Although the authors will likely assess such endpoints in future models, there are obstacles ahead. BAG3 expression or overexpression has been linked to the resistance of many cancers to therapeutic agents (7). Patients with ischemic heart failure have a doubled risk of cancer (16); what’s the risk if one further enhances BAG3 expression, perhaps in off-target organs? Approaches to restrict gene delivery and exogenous BAG3 expression to the myocardium would be pivotal. Although gene therapy vectors are making their way into clinical trials, other approaches could alter endogenous BAG3 expression with low molecular weight compounds, assuming an enhanced cancer risk is not evident. For example, basic fibroblast growth factor (FGF-2) is reported to increase BAG3 expression in neuroblastoma cells (17). At least 1 trial, which delivered intracoronary FGF-2 protein to patients with severe ischemic heart disease in an attempt to increase cardiac angiogenesis, showed some improvements in LV wall thickening and reduced ischemic area (18). It is unknown whether these results arose from induced cardiac BAG3 expression.

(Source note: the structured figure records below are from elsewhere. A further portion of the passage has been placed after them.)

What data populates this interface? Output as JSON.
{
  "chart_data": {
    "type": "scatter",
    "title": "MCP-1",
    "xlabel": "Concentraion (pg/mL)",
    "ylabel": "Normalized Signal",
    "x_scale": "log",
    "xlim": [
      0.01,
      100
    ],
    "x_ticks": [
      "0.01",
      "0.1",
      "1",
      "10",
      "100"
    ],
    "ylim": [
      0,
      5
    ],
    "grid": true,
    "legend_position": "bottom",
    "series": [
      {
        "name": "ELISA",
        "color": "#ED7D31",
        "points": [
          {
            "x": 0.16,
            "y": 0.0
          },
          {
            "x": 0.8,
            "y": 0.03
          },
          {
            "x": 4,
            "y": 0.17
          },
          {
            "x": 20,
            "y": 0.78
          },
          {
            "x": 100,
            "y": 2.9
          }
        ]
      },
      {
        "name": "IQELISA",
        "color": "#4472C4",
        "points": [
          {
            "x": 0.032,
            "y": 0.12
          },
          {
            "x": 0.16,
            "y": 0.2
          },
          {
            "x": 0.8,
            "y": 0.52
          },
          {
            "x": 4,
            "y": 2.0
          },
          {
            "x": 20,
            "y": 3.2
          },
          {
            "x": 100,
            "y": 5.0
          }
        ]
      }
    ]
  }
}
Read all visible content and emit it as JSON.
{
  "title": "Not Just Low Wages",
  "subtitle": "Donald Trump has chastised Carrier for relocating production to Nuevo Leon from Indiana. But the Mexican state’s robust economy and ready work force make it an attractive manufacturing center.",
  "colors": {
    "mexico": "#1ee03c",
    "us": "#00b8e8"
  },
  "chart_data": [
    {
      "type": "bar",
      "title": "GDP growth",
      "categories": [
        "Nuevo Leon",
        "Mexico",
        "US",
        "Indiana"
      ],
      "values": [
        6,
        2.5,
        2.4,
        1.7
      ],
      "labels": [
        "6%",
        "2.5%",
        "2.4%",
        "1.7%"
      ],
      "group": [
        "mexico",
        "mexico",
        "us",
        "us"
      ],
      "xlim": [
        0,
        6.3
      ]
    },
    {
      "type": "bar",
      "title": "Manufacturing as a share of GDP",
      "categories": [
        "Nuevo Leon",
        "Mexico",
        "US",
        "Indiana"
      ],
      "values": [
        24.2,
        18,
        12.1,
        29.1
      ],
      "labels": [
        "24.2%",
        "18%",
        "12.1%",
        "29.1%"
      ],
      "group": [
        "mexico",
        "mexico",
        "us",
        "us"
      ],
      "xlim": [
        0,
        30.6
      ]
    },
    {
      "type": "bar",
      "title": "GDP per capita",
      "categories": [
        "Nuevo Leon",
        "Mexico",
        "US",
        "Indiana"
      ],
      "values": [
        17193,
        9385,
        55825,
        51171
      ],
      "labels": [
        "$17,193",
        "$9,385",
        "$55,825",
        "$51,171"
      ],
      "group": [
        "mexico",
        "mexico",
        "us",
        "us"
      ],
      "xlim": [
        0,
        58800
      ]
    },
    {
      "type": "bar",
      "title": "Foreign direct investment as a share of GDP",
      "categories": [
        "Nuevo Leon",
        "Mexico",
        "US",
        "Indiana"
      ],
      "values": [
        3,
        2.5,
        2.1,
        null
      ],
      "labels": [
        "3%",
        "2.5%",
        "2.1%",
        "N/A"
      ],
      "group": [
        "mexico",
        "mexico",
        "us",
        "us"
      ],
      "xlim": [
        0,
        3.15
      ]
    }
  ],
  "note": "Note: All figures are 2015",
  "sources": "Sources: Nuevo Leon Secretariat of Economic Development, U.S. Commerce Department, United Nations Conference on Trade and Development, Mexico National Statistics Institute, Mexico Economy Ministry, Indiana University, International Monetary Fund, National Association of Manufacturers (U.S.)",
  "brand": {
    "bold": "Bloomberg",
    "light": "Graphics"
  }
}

In summary, the gene therapy-directed overexpression of BAG3 improves cardiac function in a murine model of chronic ischemic injury in the immediate post-delivery interval, and shows promise as a therapeutic for post-MI improvement of cardiac function. The myriad processes through which BAG3 regulates multiple cellular functions, and the best way to harvest such potential for a post-MI therapeutic, does not (yet) place BAG3 gene therapy “in the bag.”